By Katie Dahlstrom
Herald Staff Writer
City officials are looking at different properties that need to be demolished throughout the city and soon will consider a new ordinance they hope will deter the need for future nuisance building demolition.
The city demolished a dozen buildings in the past couple of months using a little more than $60,000. Building and Neighborhood Services Official Mike Harmon is working on a list of a number of other buildings that need to be torn down for various reasons in the next fiscal year.
Once he has a final list, Harmon will forward it to the City Council and the Historic Preservation Commission for approval. The city has around $100,000 budgeted for nuisance building demolition, meaning it can’t afford to demolish all the nuisance buildings that exist in one round.
“There’s too many houses to be on one list,” Harmon told members of the City Services Committee on Wednesday. “Of course there are new houses all the time that come up vacant that we have to look at...we’ll have 10, easy.”
Harmon also is working on a policy that would require building owners to register their buildings with the city when they become vacant.
“The purpose of that is then we know where the vacant buildings are,” Harmon said. “This whole concept of ‘people just leave something and wait for me to find it,’ I’m not going to find them all.”
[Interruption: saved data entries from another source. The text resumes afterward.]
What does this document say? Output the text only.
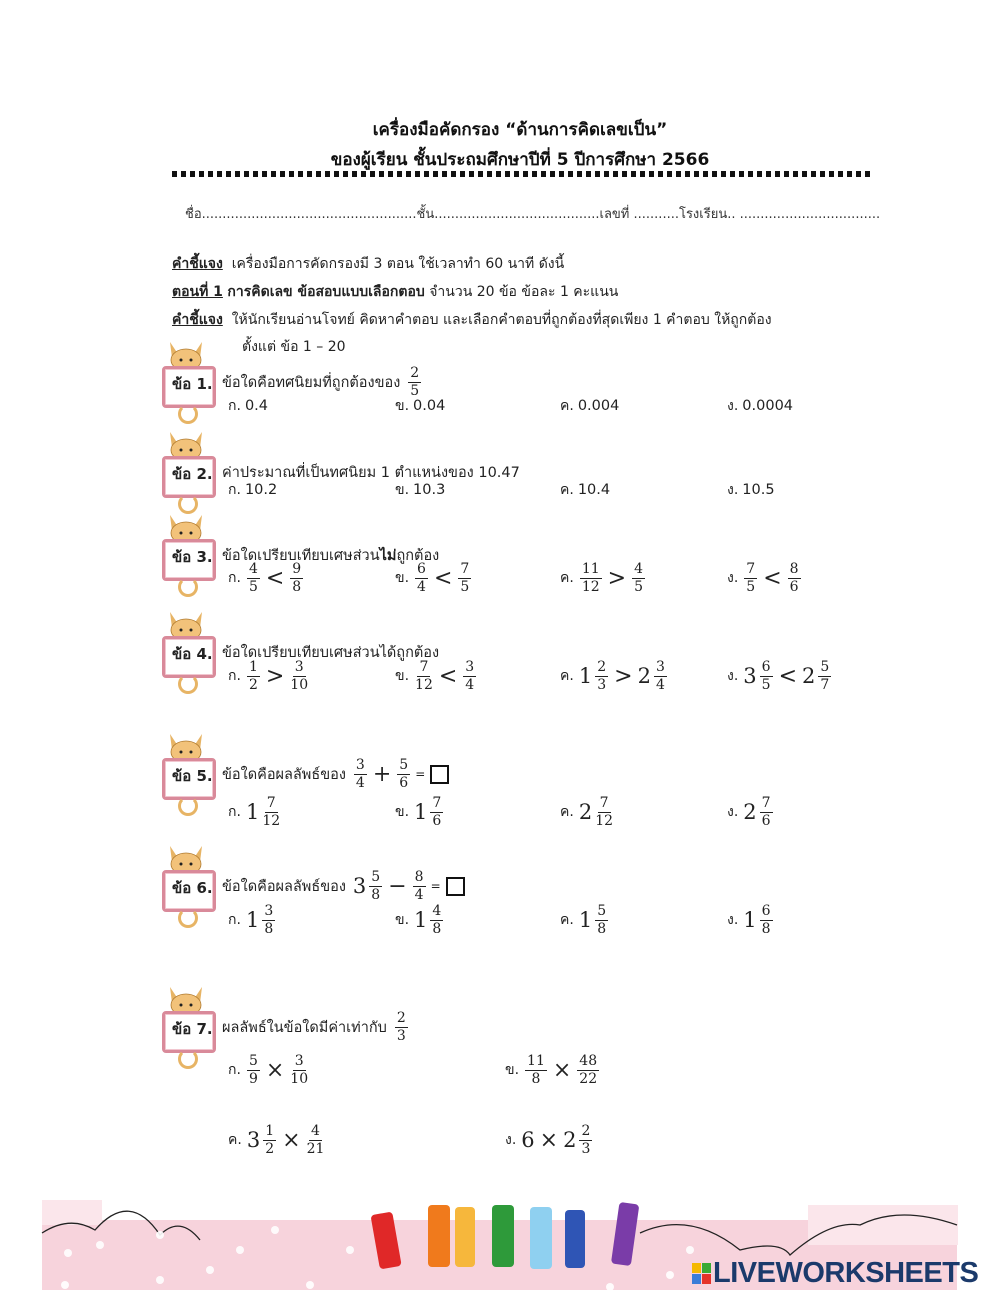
เครื่องมือคัดกรอง “ด้านการคิดเลขเป็น”
ของผู้เรียน ชั้นประถมศึกษาปีที่ 5 ปีการศึกษา 2566
ชื่อ....................................................ชั้น........................................เลขที่ ...........โรงเรียน.. ..................................
คำชี้แจง เครื่องมือการคัดกรองมี 3 ตอน ใช้เวลาทำ 60 นาที ดังนี้
ตอนที่ 1 การคิดเลข ข้อสอบแบบเลือกตอบ จำนวน 20 ข้อ ข้อละ 1 คะแนน
คำชี้แจง ให้นักเรียนอ่านโจทย์ คิดหาคำตอบ และเลือกคำตอบที่ถูกต้องที่สุดเพียง 1 คำตอบ ให้ถูกต้อง
ตั้งแต่ ข้อ 1 – 20
ข้อ 1. ข้อใดคือทศนิยมที่ถูกต้องของ $\frac{2}{5}$
ก. 0.4	ข. 0.04	ค. 0.004	ง. 0.0004
ข้อ 2. ค่าประมาณที่เป็นทศนิยม 1 ตำแหน่งของ 10.47
ก. 10.2	ข. 10.3	ค. 10.4	ง. 10.5
ข้อ 3. ข้อใดเปรียบเทียบเศษส่วน ไม่ ถูกต้อง
ก. $\frac{4}{5} < \frac{9}{8}$	ข. $\frac{6}{4} < \frac{7}{5}$	ค. $\frac{11}{12} > \frac{4}{5}$	ง. $\frac{7}{5} < \frac{8}{6}$
ข้อ 4. ข้อใดเปรียบเทียบเศษส่วนได้ถูกต้อง
ก. $\frac{1}{2} > \frac{3}{10}$	ข. $\frac{7}{12} < \frac{3}{4}$	ค. $1 \frac{2}{3} > 2 \frac{3}{4}$	ง. $3 \frac{6}{5} < 2 \frac{5}{7}$
ข้อ 5. ข้อใดคือผลลัพธ์ของ $\frac{3}{4} + \frac{5}{6}$ =
ก. $1 \frac{7}{12}$	ข. $1 \frac{7}{6}$	ค. $2 \frac{7}{12}$	ง. $2 \frac{7}{6}$
ข้อ 6. ข้อใดคือผลลัพธ์ของ $3 \frac{5}{8} - \frac{8}{4}$ =
ก. $1 \frac{3}{8}$	ข. $1 \frac{4}{8}$	ค. $1 \frac{5}{8}$	ง. $1 \frac{6}{8}$
ข้อ 7. ผลลัพธ์ในข้อใดมีค่าเท่ากับ $\frac{2}{3}$
ก. $\frac{5}{9} \times \frac{3}{10}$	ข. $\frac{11}{8} \times \frac{48}{22}$
ค. $3 \frac{1}{2} \times \frac{4}{21}$	ง. $6 \times 2 \frac{2}{3}$
LIVEWORKSHEETS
If the building owner had to register the property as vacant, it would give the city a name, address, phone number and other information so that if the city needed to inspect the property or found some issue with it, officials would be able to contact whomever owns the property more easily than they currently can.
Under the proposed ordinance, the building’s owner would be held responsible for maintaining it. Harmon believes there are some owners and banks that purposely do not put the property in their name in order to dodge responsibility.
“It’s certainly not something we’re going to use to abuse or harass people. It’s something that when a house is vacant, things go bad. That’s either when vagrants come in or dilapidation happens due to neglect,” Harmon said. “This would simply be a way to keep people responsible for their property and hopefully have less demolitions.”
Members of the committee agreed the policy would be good for the city in order to decrease the number of nuisance buildings that will need to be dealt with because of safety concerns caused by neglect and dilapidation.
Harmon will work with the city attorney on the first draft of the policy and come back to the committee with the draft.